Busted: Bankers and The Global Economy

February 4, 2011

Bernanke: Catastrophic Implications for U.S. Economy

Filed under: banking, business, corporatism, economy, federal reserve, government, money, recession — Tags: , , , , , , , , , — digitaleconomy @ 6:09 am

 

USA facing debt crisis

Ben Bernanke of U.S. Federal Reserve has warned that the failure to promptly raise the national debt ceiling would catastrophic.  This catastrophe would clearly have a negative impact on paper assets denominated in dollars and other fiat currencies.

Bernanke was blunt about the threats by some congressional Republicans to use the upcoming debt-ceiling vote as sledgehammer to force harsh spending cuts:

“I would very much urge Congress not to focus on the debt limit as being the bargaining chip in this discussion, but rather to address directly the spending and tax issues that we have to deal with in order to make progress on this fiscal situation,”
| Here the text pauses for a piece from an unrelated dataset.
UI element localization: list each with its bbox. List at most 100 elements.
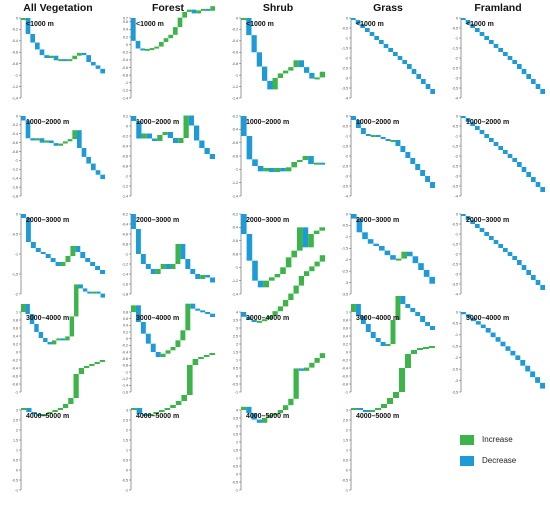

“Beyond a certain point … the United States would be forced into a position of defaulting on its debt. And the implications of that on our financial system, our fiscal policy and our economy would be catastrophic.”

It’s important to realize that Bernanke did not use his typical conservative language regarding the necessity of addressing U.S. fiscal challenges. To the contrary, he painted a bleak picture of the possible consequences of failing to act:

“… if government debt and deficits were actually to grow at the pace envisioned, the economic and financial effects would be severe. Sustained high rates of government borrowing would both drain funds away from private investment and increase our debt to foreigners, with adverse long-run effects on U.S. output, incomes, and standards of living. Moreover, diminishing investor confidence that deficits will be brought under control would ultimately lead to sharply rising interest rates on government debt and, potentially, to broader financial turmoil. In a vicious circle, high and rising interest rates would cause debt-service payments on the federal debt to grow even faster, causing further increases in the debt-to-GDP ratio and making fiscal adjustment all the more difficult.”